The results of a study by Lund University and the London City University shows that the human body’s own days clock, the production of melatonin and cortisol are affected in environments where light levels are high enough and there is a balance between direct and indirect light.
This is a breakthrough. For the first time, we can clearly see how light can affect students’ performance, alertness and well-being,” said Tommy Govén Head of Lighting Technology and Research at Fagerhult, who participated in the study with the university departments in Lund and London.
Increased ambient light
The study took place at a primary school in south-west London and was carried out in four different classrooms with pupils in the 8-9 age group. All classrooms were equipped with new lighting and the two experimental classrooms with more ambient light in relation to the two control classrooms. Instead of the usual illuminance of around 100 lux in light on the walls and ceiling, about 300 lux was used.
Improved student performance
When the scientists compared the how the children had performed in maths, reading and writing, the results showed that the students sat in the ‘ambient’ light classrooms performed much better. Especially during October and January: the darker period of the year. In addition to the results they also had more energy in the morning, especially during the dark periods, and a tendency towards being generally healthier throughout the entire school year.
A concrete conclusion is that the illuminance in the ambient area of most classrooms in our schools is too low when looked at in relation to what is actually required for the pupils to feel and perform better. Ceiling and wall lighting around 100 lux is common in many schools today, says Tommy Govén.
Enhancing the ambient lighting in the classroom produces an increase in well-being and better study results – without increasing energy consumption. New solutions with daylight and presence control optimise energy usage and compensate for increased levels of ambient light.
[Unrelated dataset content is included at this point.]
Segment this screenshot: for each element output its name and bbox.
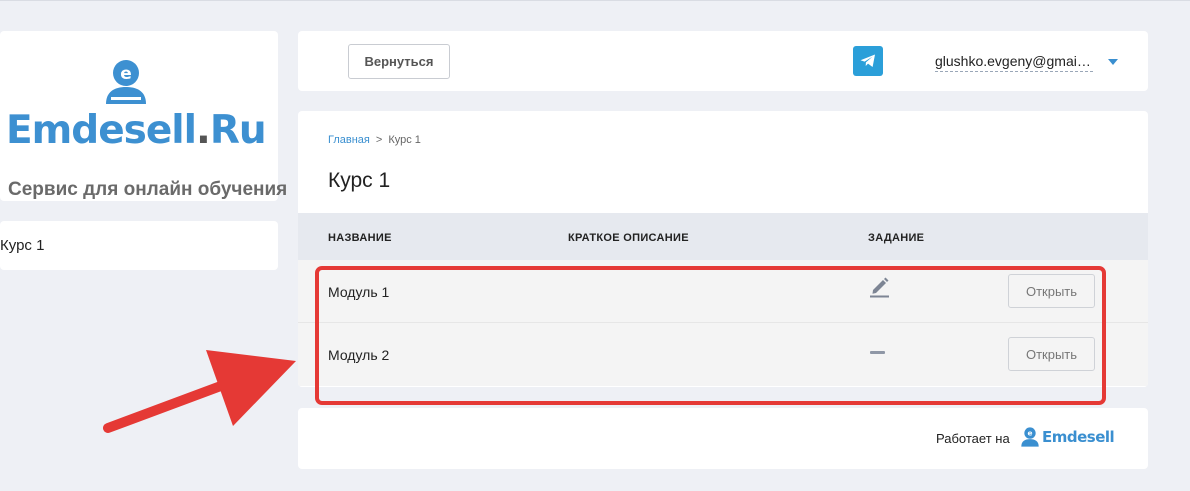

The study also shows that artificial light with appropriate light distribution can compensate for a reduced addition of daylight within the ambient area. Another positive aspect is that these lighting levels can actually be achieved without a significant increase in energy consumption, provided that the installation is planned with daylight and presence control. In all respects, from the point of view of energy efficiency, it is important to take daylight into account.